The town of Stillwater is teetering at the edge—an explosion has ripped through the courthouse following a tyrannical push against The Welcome Party’s move toward opening the town’s borders (and effectively freeing the townspeople). Our central character, Daniel, dropped from the role of POV character during the chaos, and the whole of Stillwater’s narrative possibilities have opened as a result.
This leads us right into this issue, which veers away from the action of the previous issue completely. I’m sure some readers might find it annoying to leave the scene of the largest spectacle of the series so far, but I think this issue is critical. To fully understand the conflict of Townspeople vs. Delusional Judge, we must fully understand the stakes. Issue #6 gives us a fleeting glimpse of those stakes just before raising them.
We jump into the issue with series antagonist Ted, whose hyper-violent hijinks have been haunting Daniel since the first issue. Stillwater PD’s brute force — Ted also, it seems — performs certain tasks for the Judge. Certain brutal tasks.
Discovering via mail fraud that one citizen’s brother threatens the security of Stillwater’s secret, Ted is dispatched to silence the man. Silence as in murder.
This is treated, by Ted and the Judge, as a somewhat common occurrence, and the ramifications are horrifying. How many of the townspeople have had their loved ones silenced? More pressingly, do they know? These are the stakes presented — the silent murders of distant, innocent parties, whose lone crime is to be concerned for their family and friends.

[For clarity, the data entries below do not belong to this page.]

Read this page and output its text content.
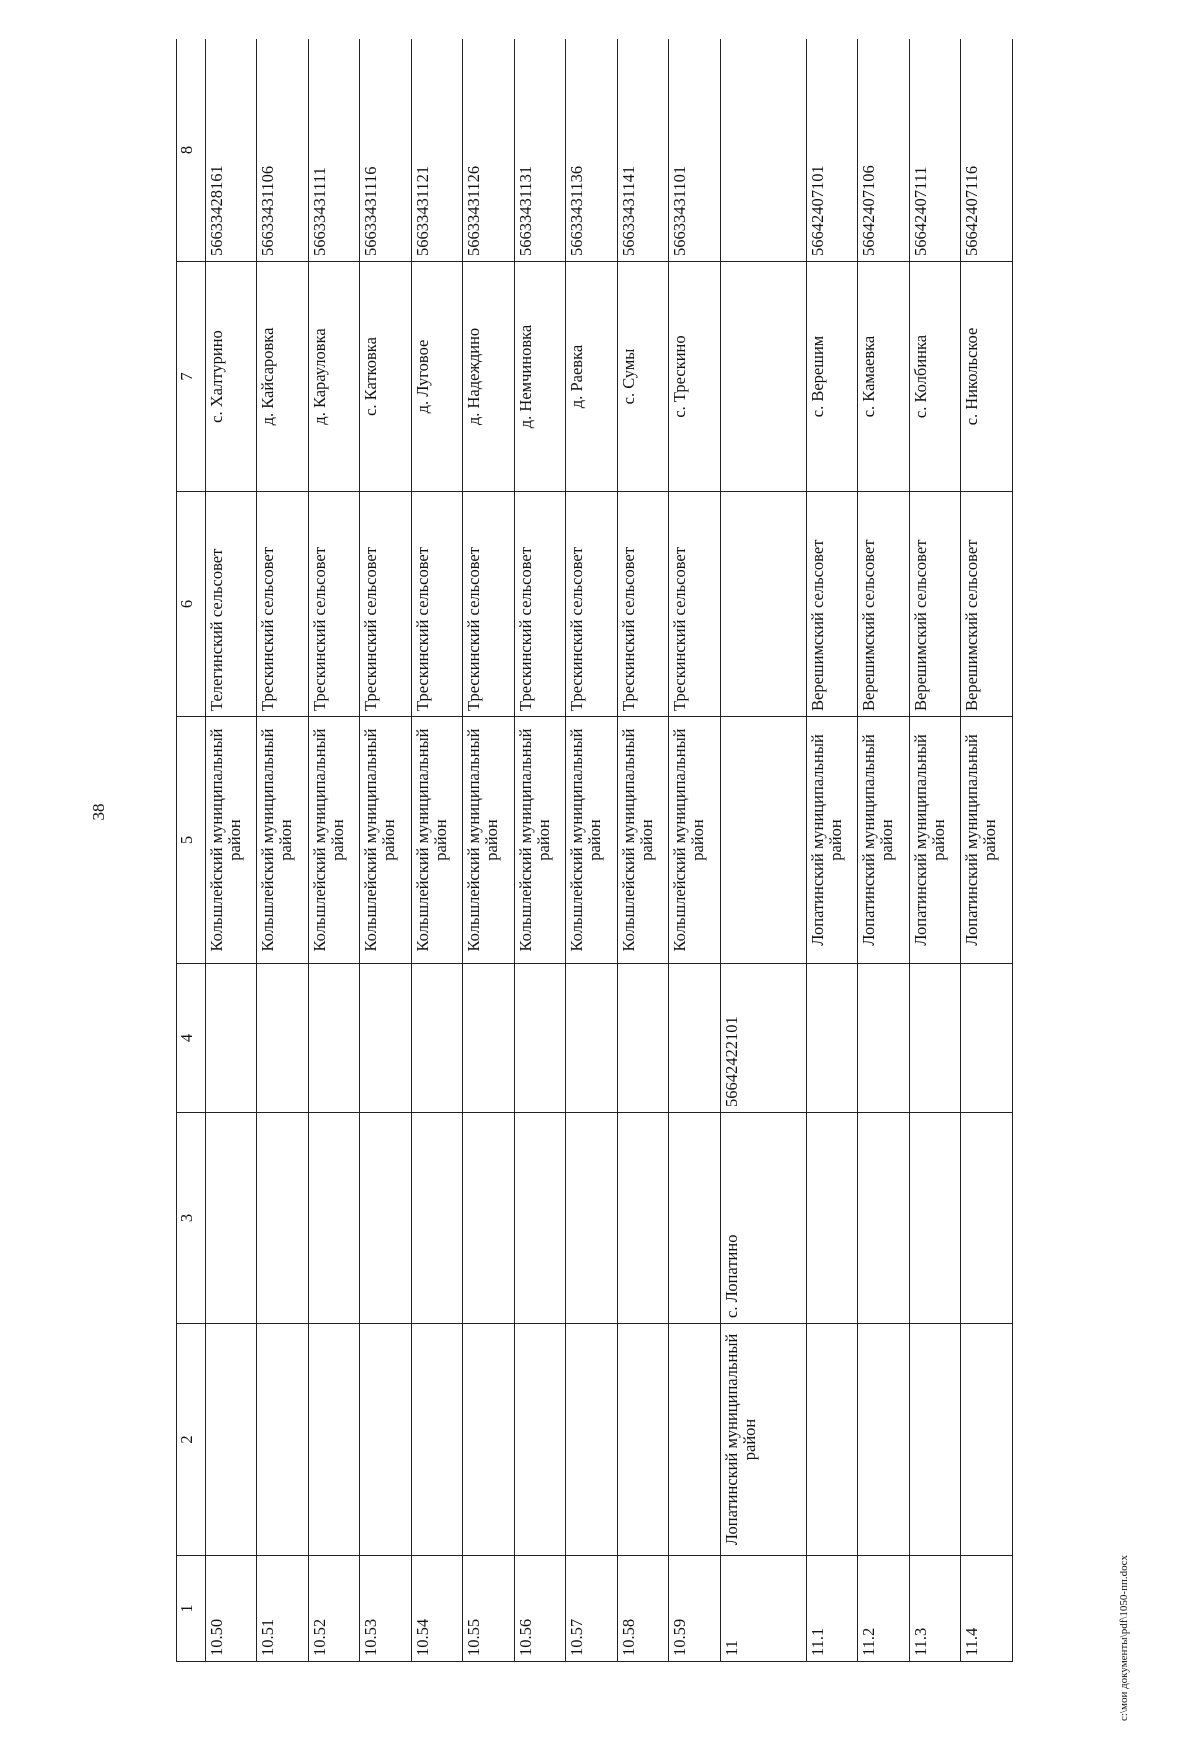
38
1	2	3	4	5	6	7	8
10.50				Кольшлейский муниципальный район	Телегинский сельсовет	с. Халтурино	56633428161
10.51				Кольшлейский муниципальный район	Трескинский сельсовет	д. Кайсаровка	56633431106
10.52				Кольшлейский муниципальный район	Трескинский сельсовет	д. Карауловка	56633431111
10.53				Кольшлейский муниципальный район	Трескинский сельсовет	с. Катковка	56633431116
10.54				Кольшлейский муниципальный район	Трескинский сельсовет	д. Луговое	56633431121
10.55				Кольшлейский муниципальный район	Трескинский сельсовет	д. Надеждино	56633431126
10.56				Кольшлейский муниципальный район	Трескинский сельсовет	д. Немчиновка	56633431131
10.57				Кольшлейский муниципальный район	Трескинский сельсовет	д. Раевка	56633431136
10.58				Кольшлейский муниципальный район	Трескинский сельсовет	с. Сумы	56633431141
10.59				Кольшлейский муниципальный район	Трескинский сельсовет	с. Трескино	56633431101
11	Лопатинский муниципальный район	с. Лопатино	56642422101				
11.1				Лопатинский муниципальный район	Верешимский сельсовет	с. Верешим	56642407101
11.2				Лопатинский муниципальный район	Верешимский сельсовет	с. Камаевка	56642407106
11.3				Лопатинский муниципальный район	Верешимский сельсовет	с. Колбинка	56642407111
11.4				Лопатинский муниципальный район	Верешимский сельсовет	с. Никольское	56642407116
c:\мои документы\pdf\1050-пп.docx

What’s more, Ted is using this hit as a smokescreen so that he might attend the funeral of a fallen comrade in arms — something he must keep hidden from the Judge for fear of reprisal. It’s here that our stakes are thus raised: Ted’s old sergeant has his suspicions for his old charge’s mysterious life, assuming that he must be a hitman. Which is, honestly, the sort of thing I suspect every time I run into someone from high school.
Through a series of events, the Sarge and members of the squad come to learn the secrets of Stillwater—the town’s big ‘no-no’. What’s more, in the light of the newfound chaos, it appears that Ted has brought in the armed contingent the Judge needs to stifle the insurrection.
Stillwater has its own sense of pacing — the series is not super interested in a mile-a-minute, bombastic action — and I can see that being an issue for some readers. Issue #6, however, promises to shake things up considerably, providing the spark for a much-heightened sense of conflict.
Zdarsky and Pérez have the beginnings of a Stephen King-like town-as-cast world in Stillwater, and the potential for alternating POV can make the series a much deeper, more rewarding experience for people willing to ride along. The mystery behind the immortality of Stillwater seems like only a minor thread in a much larger tapestry waiting to be revealed, and the desire to see that tapestry is a deep, deep motivation to keep reading.